The former Minister of Foreign Affairs and International Cooperation said there is GBV all the time in all kinds of places. “We have become accustomed to stories of rapes, marital rapes, defilement of children, beatings and psychological violence and even killings,” she said.

Gender-based violence is a phenomenon deeply rooted in gender inequality, Dow is worried that there is absolutely no social punishment for perpetrators; they will continue to have the same friends, jobs, wives, homes, as before.
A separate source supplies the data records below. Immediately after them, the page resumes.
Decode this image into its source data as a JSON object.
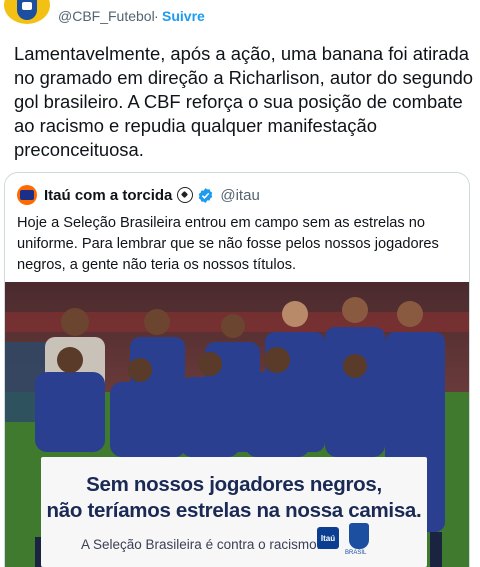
{
  "header": {
    "handle": "@CBF_Futebol",
    "separator": "·",
    "follow_label": "Suivre"
  },
  "tweet": {
    "text": "Lamentavelmente, após a ação, uma banana foi atirada no gramado em direção a Richarlison, autor do segundo gol brasileiro. A CBF reforça o sua posição de combate ao racismo e repudia qualquer manifestação preconceituosa."
  },
  "quote": {
    "name": "Itaú com a torcida",
    "handle": "@itau",
    "text": "Hoje a Seleção Brasileira entrou em campo sem as estrelas no uniforme. Para lembrar que se não fosse pelos nossos jogadores negros, a gente não teria os nossos títulos.",
    "banner": {
      "line1": "Sem nossos jogadores negros,",
      "line2": "não teríamos estrelas na nossa camisa.",
      "line3": "A Seleção Brasileira é contra o racismo.",
      "itau_logo": "Itaú",
      "cbf_sub": "BRASIL"
    }
  },
  "colors": {
    "link": "#1d9bf0",
    "secondary_text": "#536471",
    "jersey_blue": "#2a3f8f",
    "pitch_green": "#3f7a2e"
  },
  "icons": [
    "cbf-crest-icon",
    "itau-avatar-icon",
    "soccer-ball-icon",
    "verified-badge-icon"
  ]
}
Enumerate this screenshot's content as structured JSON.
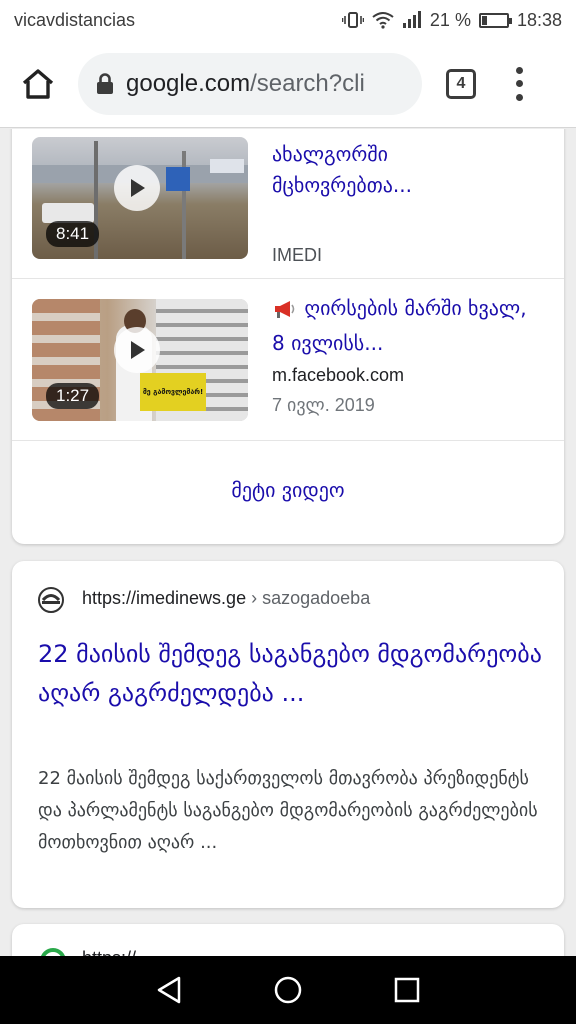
{
  "status_bar": {
    "carrier": "vicavdistancias",
    "battery_text": "21 %",
    "battery_level": 0.21,
    "time": "18:38"
  },
  "browser": {
    "url_host": "google.com",
    "url_path": "/search?cli",
    "tab_count": "4"
  },
  "videos": {
    "items": [
      {
        "title": "ახალგორში მცხოვრებთა...",
        "duration": "8:41",
        "source": "IMEDI",
        "date": ""
      },
      {
        "title": "ღირსების მარში ხვალ, 8 ივლისს...",
        "duration": "1:27",
        "source": "m.facebook.com",
        "date": "7 ივლ. 2019",
        "thumb_sign": "მე გამოვლემარ!"
      }
    ],
    "more_label": "მეტი ვიდეო"
  },
  "result": {
    "cite_url": "https://imedinews.ge",
    "cite_crumb": "› sazogadoeba",
    "title": "22 მაისის შემდეგ საგანგებო მდგომარეობა აღარ გაგრძელდება ...",
    "snippet": "22 მაისის შემდეგ საქართველოს მთავრობა პრეზიდენტს და პარლამენტს საგანგებო მდგომარეობის გაგრძელების მოთხოვნით აღარ ..."
  },
  "next_result": {
    "cite_url": "https://..."
  },
  "colors": {
    "link": "#1a0dab",
    "next_favicon": "#2aa84a"
  }
}
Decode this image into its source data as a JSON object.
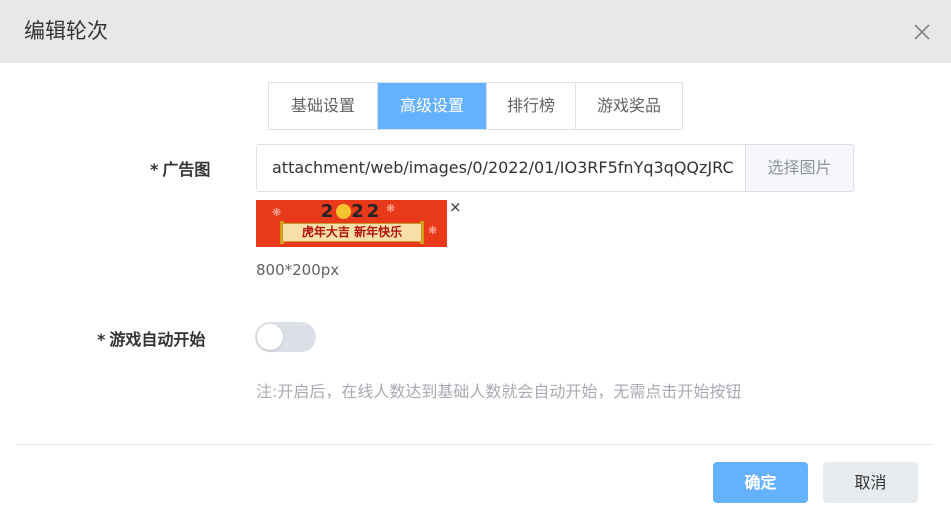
{
  "dialog": {
    "title": "编辑轮次"
  },
  "tabs": [
    {
      "label": "基础设置",
      "active": false
    },
    {
      "label": "高级设置",
      "active": true
    },
    {
      "label": "排行榜",
      "active": false
    },
    {
      "label": "游戏奖品",
      "active": false
    }
  ],
  "ad_image": {
    "required_mark": "*",
    "label": "广告图",
    "path_value": "attachment/web/images/0/2022/01/IO3RF5fnYq3qQQzJRC",
    "choose_button": "选择图片",
    "remove_symbol": "×",
    "size_hint": "800*200px",
    "banner_year_left": "2",
    "banner_year_right": "22",
    "banner_text": "虎年大吉  新年快乐"
  },
  "auto_start": {
    "required_mark": "*",
    "label": "游戏自动开始",
    "enabled": false,
    "note": "注:开启后，在线人数达到基础人数就会自动开始，无需点击开始按钮"
  },
  "footer": {
    "confirm_label": "确定",
    "cancel_label": "取消"
  },
  "colors": {
    "primary": "#66b1ff",
    "header_bg": "#e8e8e8",
    "switch_off": "#dcdfe6"
  }
}
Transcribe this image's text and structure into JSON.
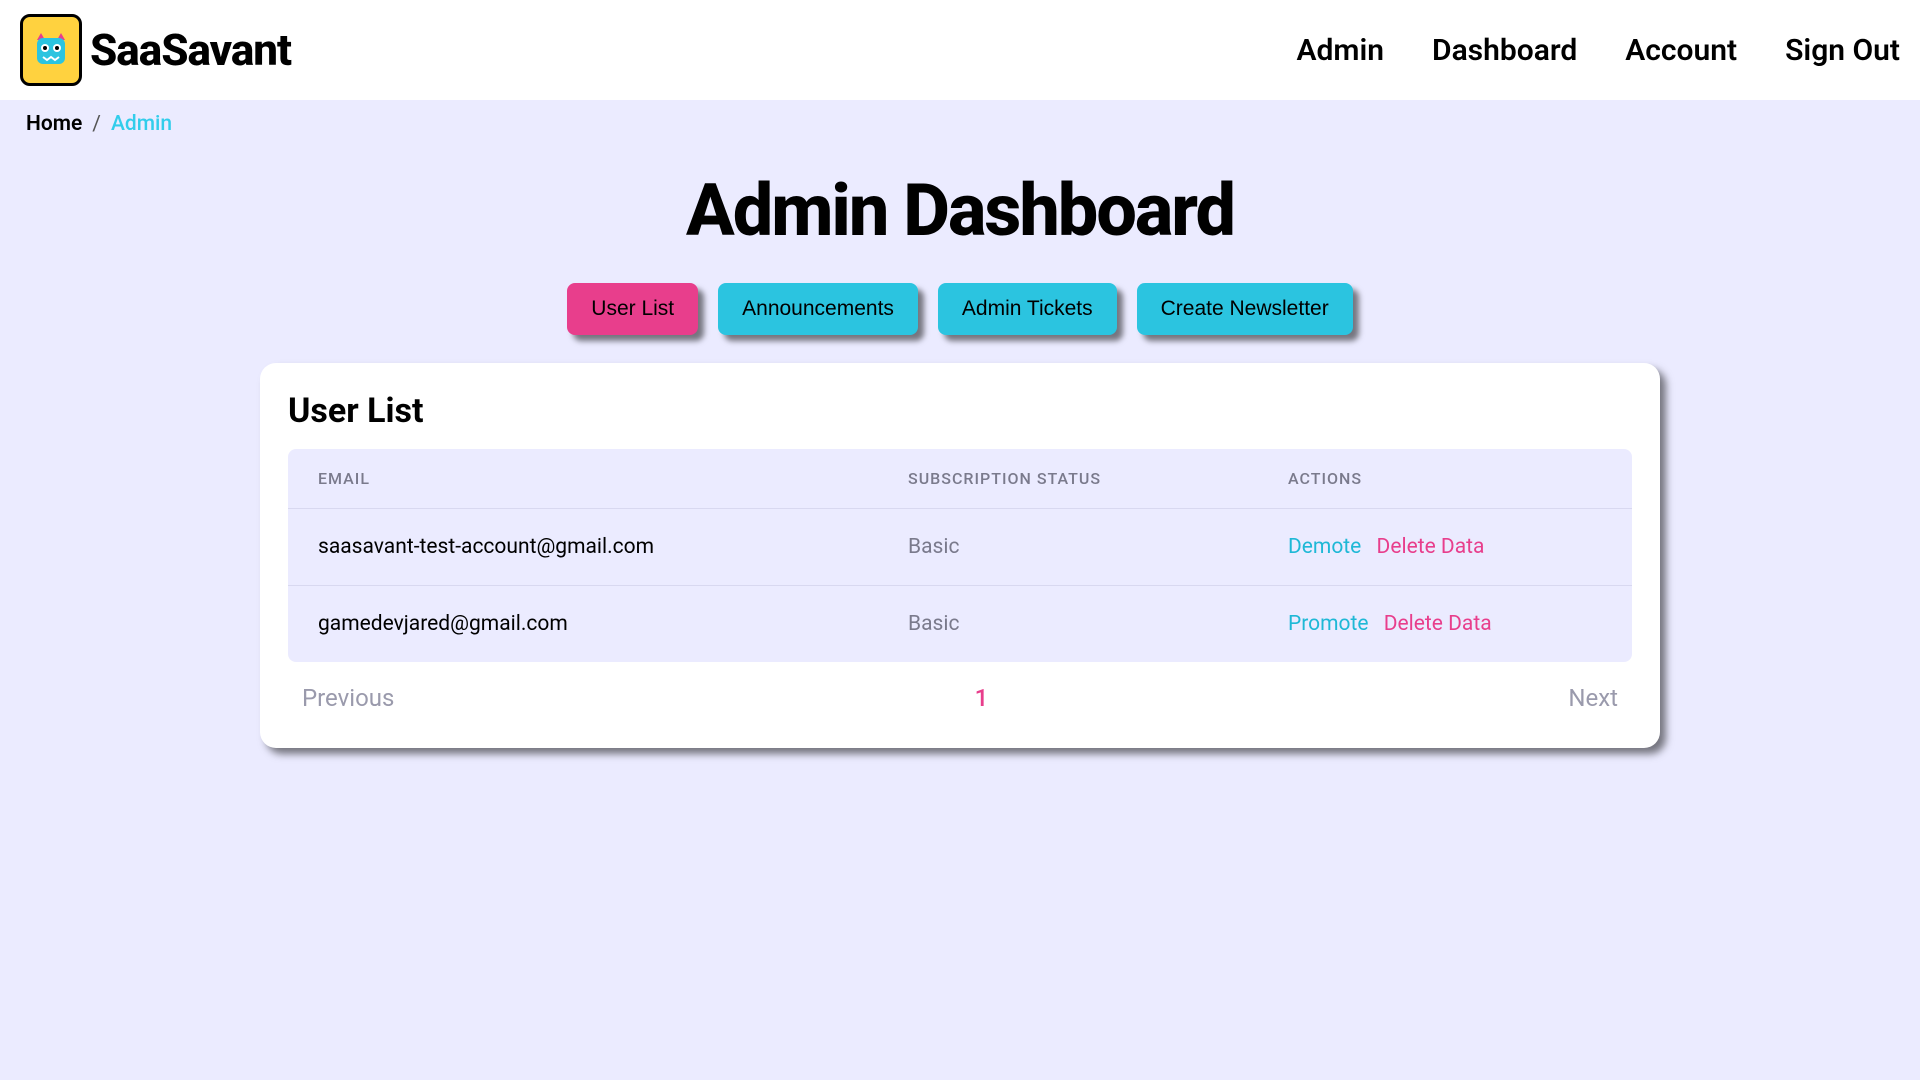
{
  "brand": "SaaSavant",
  "nav": {
    "admin": "Admin",
    "dashboard": "Dashboard",
    "account": "Account",
    "signout": "Sign Out"
  },
  "breadcrumb": {
    "home": "Home",
    "sep": "/",
    "current": "Admin"
  },
  "page_title": "Admin Dashboard",
  "tabs": {
    "user_list": "User List",
    "announcements": "Announcements",
    "admin_tickets": "Admin Tickets",
    "create_newsletter": "Create Newsletter"
  },
  "card": {
    "title": "User List",
    "columns": {
      "email": "EMAIL",
      "status": "SUBSCRIPTION STATUS",
      "actions": "ACTIONS"
    },
    "rows": [
      {
        "email": "saasavant-test-account@gmail.com",
        "status": "Basic",
        "action1": "Demote",
        "action2": "Delete Data"
      },
      {
        "email": "gamedevjared@gmail.com",
        "status": "Basic",
        "action1": "Promote",
        "action2": "Delete Data"
      }
    ],
    "pagination": {
      "prev": "Previous",
      "current": "1",
      "next": "Next"
    }
  }
}
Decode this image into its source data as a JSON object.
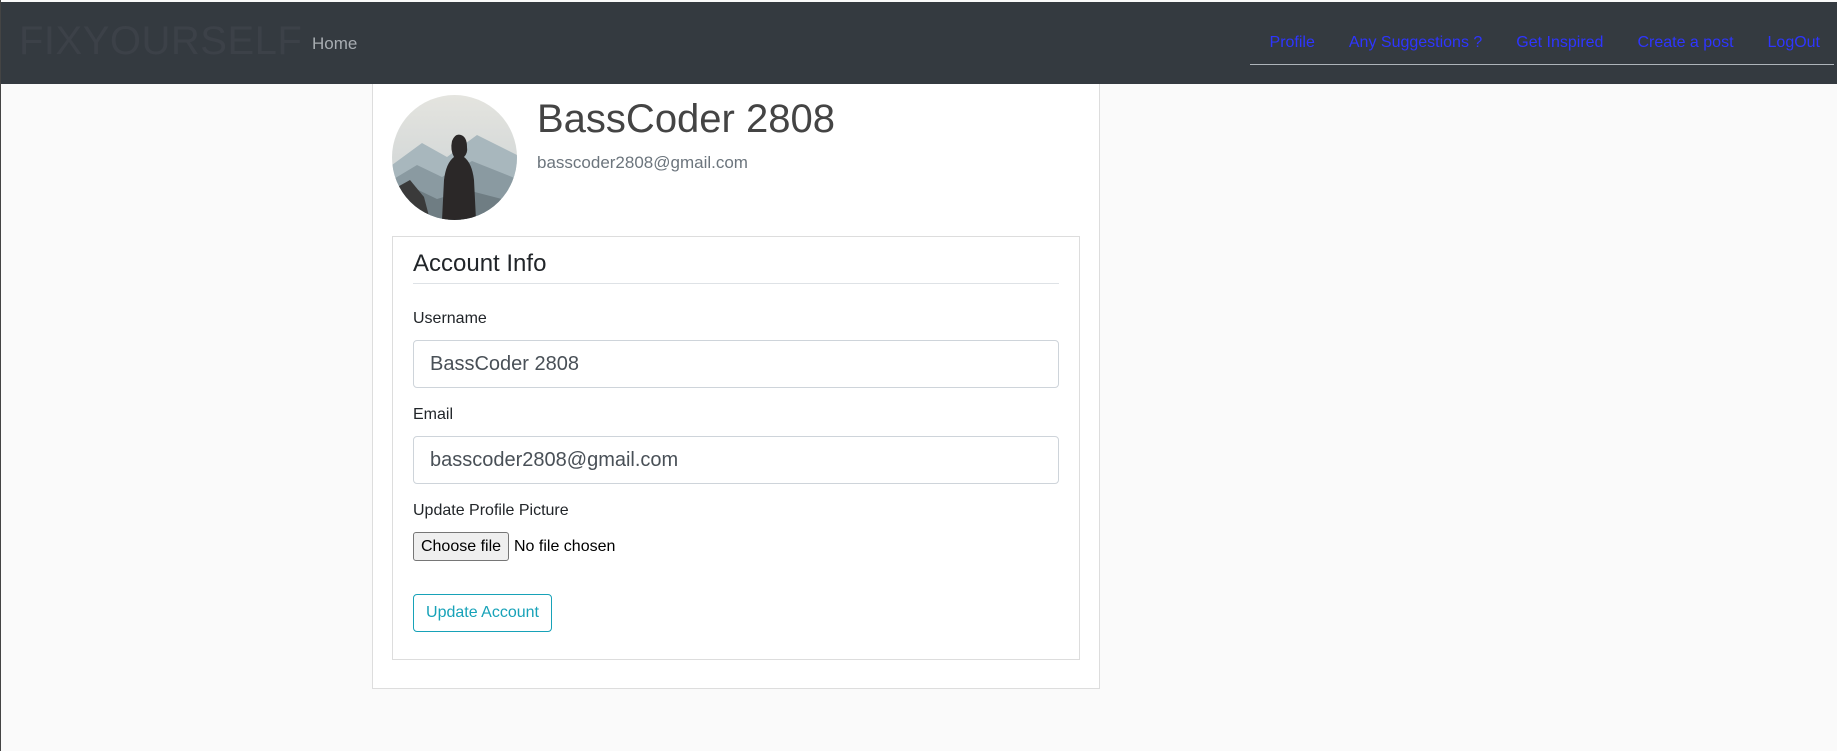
{
  "navbar": {
    "brand": "FIXYOURSELF",
    "home_label": "Home",
    "links": [
      "Profile",
      "Any Suggestions ?",
      "Get Inspired",
      "Create a post",
      "LogOut"
    ]
  },
  "profile": {
    "username_heading": "BassCoder 2808",
    "email_text": "basscoder2808@gmail.com"
  },
  "form": {
    "legend": "Account Info",
    "username_label": "Username",
    "username_value": "BassCoder 2808",
    "email_label": "Email",
    "email_value": "basscoder2808@gmail.com",
    "picture_label": "Update Profile Picture",
    "file_button_label": "Choose file",
    "file_status": "No file chosen",
    "submit_label": "Update Account"
  },
  "colors": {
    "navbar_bg": "#343a40",
    "link": "#2e35ff",
    "button_outline": "#17a2b8",
    "page_bg": "#fafafa"
  }
}
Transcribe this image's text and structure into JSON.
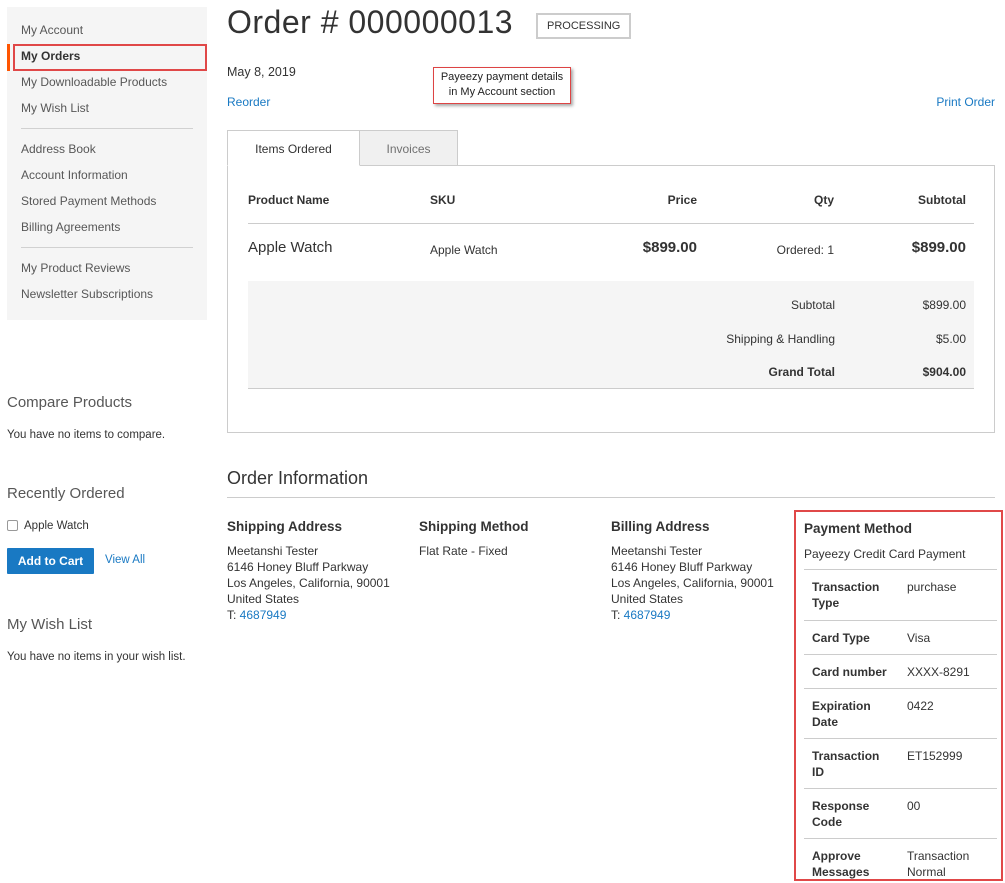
{
  "sidebar": {
    "groups": [
      [
        "My Account",
        "My Orders",
        "My Downloadable Products",
        "My Wish List"
      ],
      [
        "Address Book",
        "Account Information",
        "Stored Payment Methods",
        "Billing Agreements"
      ],
      [
        "My Product Reviews",
        "Newsletter Subscriptions"
      ]
    ],
    "active": "My Orders"
  },
  "compare": {
    "title": "Compare Products",
    "empty_text": "You have no items to compare."
  },
  "recently_ordered": {
    "title": "Recently Ordered",
    "item": "Apple Watch",
    "add_to_cart": "Add to Cart",
    "view_all": "View All"
  },
  "wishlist": {
    "title": "My Wish List",
    "empty_text": "You have no items in your wish list."
  },
  "order": {
    "title": "Order # 000000013",
    "status": "PROCESSING",
    "date": "May 8, 2019",
    "reorder": "Reorder",
    "print": "Print Order"
  },
  "callout": {
    "line1": "Payeezy payment details",
    "line2": "in My Account section"
  },
  "tabs": {
    "items_ordered": "Items Ordered",
    "invoices": "Invoices"
  },
  "items_table": {
    "headers": {
      "product": "Product Name",
      "sku": "SKU",
      "price": "Price",
      "qty": "Qty",
      "subtotal": "Subtotal"
    },
    "row": {
      "name": "Apple Watch",
      "sku": "Apple Watch",
      "price": "$899.00",
      "qty": "Ordered: 1",
      "subtotal": "$899.00"
    },
    "totals": [
      {
        "label": "Subtotal",
        "value": "$899.00"
      },
      {
        "label": "Shipping & Handling",
        "value": "$5.00"
      },
      {
        "label": "Grand Total",
        "value": "$904.00"
      }
    ]
  },
  "order_info": {
    "title": "Order Information",
    "shipping_address": {
      "title": "Shipping Address",
      "lines": [
        "Meetanshi Tester",
        "6146 Honey Bluff Parkway",
        "Los Angeles, California, 90001",
        "United States"
      ],
      "phone_prefix": "T: ",
      "phone": "4687949"
    },
    "shipping_method": {
      "title": "Shipping Method",
      "value": "Flat Rate - Fixed"
    },
    "billing_address": {
      "title": "Billing Address",
      "lines": [
        "Meetanshi Tester",
        "6146 Honey Bluff Parkway",
        "Los Angeles, California, 90001",
        "United States"
      ],
      "phone_prefix": "T: ",
      "phone": "4687949"
    },
    "payment_method": {
      "title": "Payment Method",
      "desc": "Payeezy Credit Card Payment",
      "rows": [
        {
          "key": "Transaction Type",
          "value": "purchase"
        },
        {
          "key": "Card Type",
          "value": "Visa"
        },
        {
          "key": "Card number",
          "value": "XXXX-8291"
        },
        {
          "key": "Expiration Date",
          "value": "0422"
        },
        {
          "key": "Transaction ID",
          "value": "ET152999"
        },
        {
          "key": "Response Code",
          "value": "00"
        },
        {
          "key": "Approve Messages",
          "value": "Transaction Normal"
        }
      ]
    }
  },
  "colors": {
    "link": "#1979c3",
    "highlight": "#e04848",
    "active_marker": "#ff5501",
    "button": "#1979c3"
  }
}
Yet another factor, she said, is that there is little or no “justice” for victims of GBV.

The renowned activist said justice for GBV victims is not just the jailing of the perpetrator. “Justice for victims means an agile, victim-friendly, accessible (time, money and procedures) and restorative justice system.”

Asked what could be leading to a spike in Gender Based Violence cases or incidents, she observed that there is no one factor to which this spike can be attributed. “The most obvious factor is stress as a result of economic distress and or poverty. Poverty makes one vulnerable and open to compromises that they would otherwise not make. For perpetrators with anger management issues, economic stress leads to lashing out to those closest to them. Another factor is the disintegration of families and family values,” she opined.

According to Dow, no government anywhere in the world is doing enough, period. “We know the places and spaces where women and girls are unsafe. We know the challenges they face in their attempts to exit those spaces and places.” The former Judge of the High Court said GBV undermines the health, dignity, security and autonomy of its victims, yet it remains shrouded in the culture of silence.

Asked what could be done to arrest GBV cases, Dow said it is critical to involve and fund civil society organizations. She observed that much of the progress done in the area of women’s human rights was during the time when Botswana had strong and funded civil society organizations.

“The funding dried up when Botswana was declared a middle-income country but unfortunately external funding was not replaced by local funding,” she acknowledged.

Further Dow said relevant government institutions must be funded and strengthened.

“Thirdly, create a society in which it is not okay to humiliate, rape, beat or kill women. You create this by responding to GBV the same way we have responded to livestock theft. We need to create agile mechanisms that hear cases quickly and allow for the removal of suspected perpetrators from their homes, work places, boards, committees, etc.”

The former Minister said the much anticipated Inter-Ministerial Task Force on Gender Based Violence will have its work cut out for it. According to Dow, GBV is not just a justice issue, it’s not just a gender issue, but rather an issue that cuts across health, education, labour, economic, housing and politics. “As long as any one believes it is someone else’s problem, we will all have the problem,” she said.

In her view, Dow said every work, educational and other place must have a GBV Policy and/or Code of Conduct. “It is important that we acknowledge that the majority of men are law-abiding. The problem is their silence, in the face of injustice,” she observed.